Sänger und Orchester
Es ist der Abend des Guido Jentjens, der den Monolog des Königs Marke als wortgewaltige Erzählung mit gewaltigen seelischen Abgründen darstellte. Auch stimmlich fühlte er sich in den tiefen Lagen deutlich wohl und konnte auch die dramatischen Ausbrüche entsprechend gestalten. Den Versuch des Charakter-Tenors Gerhard Siegel als Heldentenor Tristan muß man zurückhaltend beurteilen. Er muß sich mangels dramatischen Potentials deutlich zurückhalten, teilt sich seine Kräfte klug ein, reduziert die mörderischen Sprünge deutlich indem er hohe Töne nur ansingt und die Phrasen fast nie aussingt. Trotzdem kann er mit seiner warmen Stimme, mehr gehaucht als ausgesungen, die grundlegenden Anforderungen an einem kleinen Haus erfüllen. Stephen Owen als Kurwenal kämpft immer wieder gegen die Gesangslinie an, liegt gerade im ersten Akt mehrfach außerhalb des Taktes und hat im Forte ein sehr seltsames Vibrato. Christiane Libor ist eindeutig indisponiert und hustet sich mit viel Kraft durch die Rolle der Isolde und läßt Wärme und Ausdruckskraft dieser Rolle vermissen. Kerstin Descher verfügt nur in der mittleren Lage über einen ausdrucksstarken Sopran für die Brangäne, die Höhen klingen schrill und wirken aufgesetzt, die Tiefe kann sie nicht gestalten. Eine beachtenswerte Leistung bieten die kleinen Rollen wie Jan Friedrich Eggers lyrischer Tenor als Melot oder Christopher Busietta als Hirte und junger Seemann. Der Chor tritt nur als Übertragung in den Zuschauerraum auf – leider nicht zeitgleich mit dem Orchester.

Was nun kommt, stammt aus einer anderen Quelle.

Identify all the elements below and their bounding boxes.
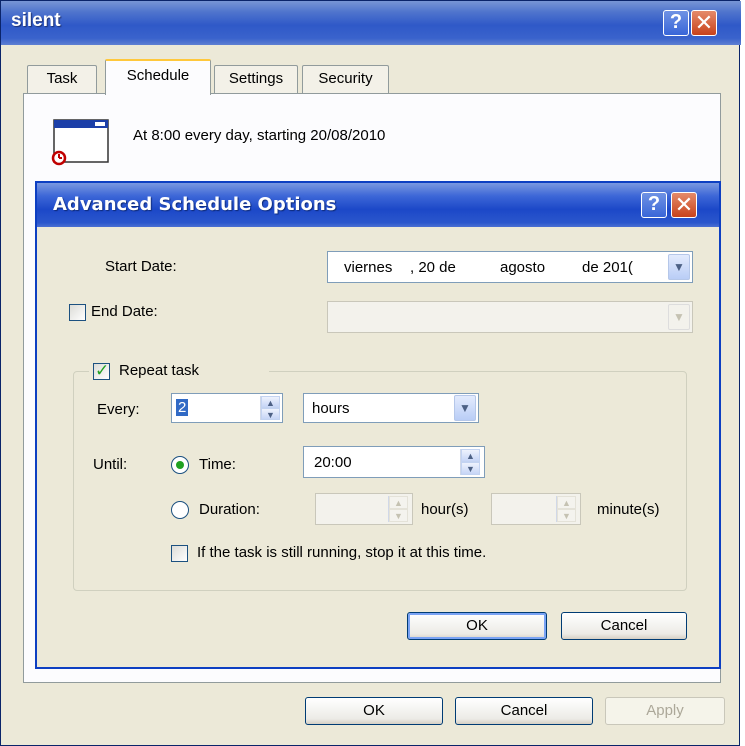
tab-settings[interactable]: Settings — [214, 65, 298, 93]
start-date-month[interactable]: agosto — [500, 259, 545, 276]
time-radio[interactable] — [171, 456, 189, 474]
spin-down-icon[interactable]: ▼ — [461, 462, 480, 475]
repeat-task-label: Repeat task — [119, 362, 200, 379]
time-input[interactable]: 20:00 ▲ ▼ — [303, 446, 485, 478]
spin-up-icon: ▲ — [557, 496, 576, 509]
until-label: Until: — [93, 456, 128, 473]
every-spinner[interactable]: 2 ▲ ▼ — [171, 393, 283, 423]
ok-button[interactable]: OK — [305, 697, 443, 725]
every-unit-select[interactable]: hours ▼ — [303, 393, 479, 423]
every-unit-value[interactable]: hours — [312, 400, 350, 417]
dialog-titlebar[interactable]: Advanced Schedule Options ? ✕ — [37, 183, 719, 227]
every-label: Every: — [97, 401, 140, 418]
close-icon[interactable]: ✕ — [691, 10, 717, 36]
tab-schedule[interactable]: Schedule — [105, 59, 211, 95]
end-date-checkbox[interactable] — [69, 304, 86, 321]
spin-up-icon: ▲ — [389, 496, 408, 509]
minutes-unit-label: minute(s) — [597, 501, 660, 518]
dialog-title: Advanced Schedule Options — [53, 194, 337, 215]
window-title: silent — [11, 10, 61, 31]
time-value[interactable]: 20:00 — [314, 454, 352, 471]
duration-hours-spin: ▲ ▼ — [388, 496, 408, 522]
duration-minutes-spin: ▲ ▼ — [556, 496, 576, 522]
repeat-task-checkbox[interactable] — [93, 361, 110, 381]
spin-down-icon[interactable]: ▼ — [261, 408, 280, 420]
spin-down-icon: ▼ — [557, 509, 576, 522]
chevron-down-icon[interactable]: ▼ — [454, 395, 476, 421]
time-spin-buttons[interactable]: ▲ ▼ — [460, 449, 480, 475]
dialog-cancel-button[interactable]: Cancel — [561, 612, 687, 640]
duration-minutes-input: ▲ ▼ — [491, 493, 581, 525]
chevron-down-icon: ▼ — [668, 304, 690, 330]
group-legend: Repeat task — [89, 361, 269, 383]
spin-up-icon[interactable]: ▲ — [461, 449, 480, 462]
hours-unit-label: hour(s) — [421, 501, 469, 518]
dialog-ok-button[interactable]: OK — [407, 612, 547, 640]
spin-up-icon[interactable]: ▲ — [261, 396, 280, 408]
help-icon[interactable]: ? — [663, 10, 689, 36]
end-date-picker: ▼ — [327, 301, 693, 333]
scheduler-window: silent ? ✕ Task Schedule Settings Securi… — [0, 0, 741, 746]
duration-radio[interactable] — [171, 501, 189, 519]
window-titlebar[interactable]: silent ? ✕ — [1, 1, 741, 45]
chevron-down-icon[interactable]: ▼ — [668, 254, 690, 280]
apply-button: Apply — [605, 697, 725, 725]
dialog-help-icon[interactable]: ? — [641, 192, 667, 218]
start-date-year[interactable]: de 201( — [582, 259, 633, 276]
end-date-label: End Date: — [91, 303, 158, 320]
every-value[interactable]: 2 — [176, 399, 189, 416]
tab-security[interactable]: Security — [302, 65, 389, 93]
stop-task-checkbox[interactable] — [171, 545, 188, 562]
start-date-weekday[interactable]: viernes — [344, 259, 392, 276]
every-spin-buttons[interactable]: ▲ ▼ — [260, 396, 280, 420]
advanced-schedule-dialog: Advanced Schedule Options ? ✕ Start Date… — [35, 181, 721, 669]
schedule-window-icon — [51, 119, 109, 166]
dialog-close-icon[interactable]: ✕ — [671, 192, 697, 218]
start-date-picker[interactable]: viernes , 20 de agosto de 201( ▼ — [327, 251, 693, 283]
start-date-day[interactable]: , 20 de — [410, 259, 456, 276]
start-date-label: Start Date: — [105, 258, 177, 275]
time-label: Time: — [199, 456, 236, 473]
stop-task-label: If the task is still running, stop it at… — [197, 544, 487, 561]
spin-down-icon: ▼ — [389, 509, 408, 522]
schedule-summary: At 8:00 every day, starting 20/08/2010 — [133, 127, 386, 144]
cancel-button[interactable]: Cancel — [455, 697, 593, 725]
duration-hours-input: ▲ ▼ — [315, 493, 413, 525]
tab-task[interactable]: Task — [27, 65, 97, 93]
duration-label: Duration: — [199, 501, 260, 518]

Eine interessante Interpretation bietet Dirk Kaftan mit dem außerordentlich gut eingestellten und Wagner-erfahrenen Philharmonischen Orchester Augsburg. Das Vorspiel bringt er eher verhalten und langsam, wie eine Erzählung ohne dramatische Ausbrüche. Im Laufe der Akte nimmt er aber deutlich Fahrt auf und gerade die Aktschlüsse bekommen so eine ungeahnte dramatische Wirkung. Das große Finale ist dann eine einzige Liebesraserei, die die Verbindung Tristan und Isoldes nur im Jenseits ermöglicht.
Fazit
Richard Wagner vertrat die Meinung, daß es die mittelmäßigen Vorstellungen wären, die seine Oper retten könnten. Das erklärt vielleicht die Heftigkeit mit der das Augsburger Publikum diese Produktion minutenlang feierte. Sicherlich stellte diese Produktion eindrucksvoll unter Beweis, warum das Theater Augsburg schon seit langem als kleiner Geheimtip im Wagnerfach gilt, allein die angereisten Wagnerianer, aus dem nahen München vertrieben, sind für die Auslastung in Augsburg signifikant. Einerseits ein hochkonzentriertes und zumindest ausgewogenes Ensemble, andererseits eine Inszenierung, die das Werk Richard Wagners ernst nahm und sich redlich mühte jeden Verdacht auf Regieeinfälle zu vermeiden.
Oliver Hohlbach
Bild: A.T. Schaefer
Das Bild zeigt: Finale II.Akt: Melot verletzt Tristan, obwohl Kurwenal eingreift. Isolde und Brangäne können nur zusehen.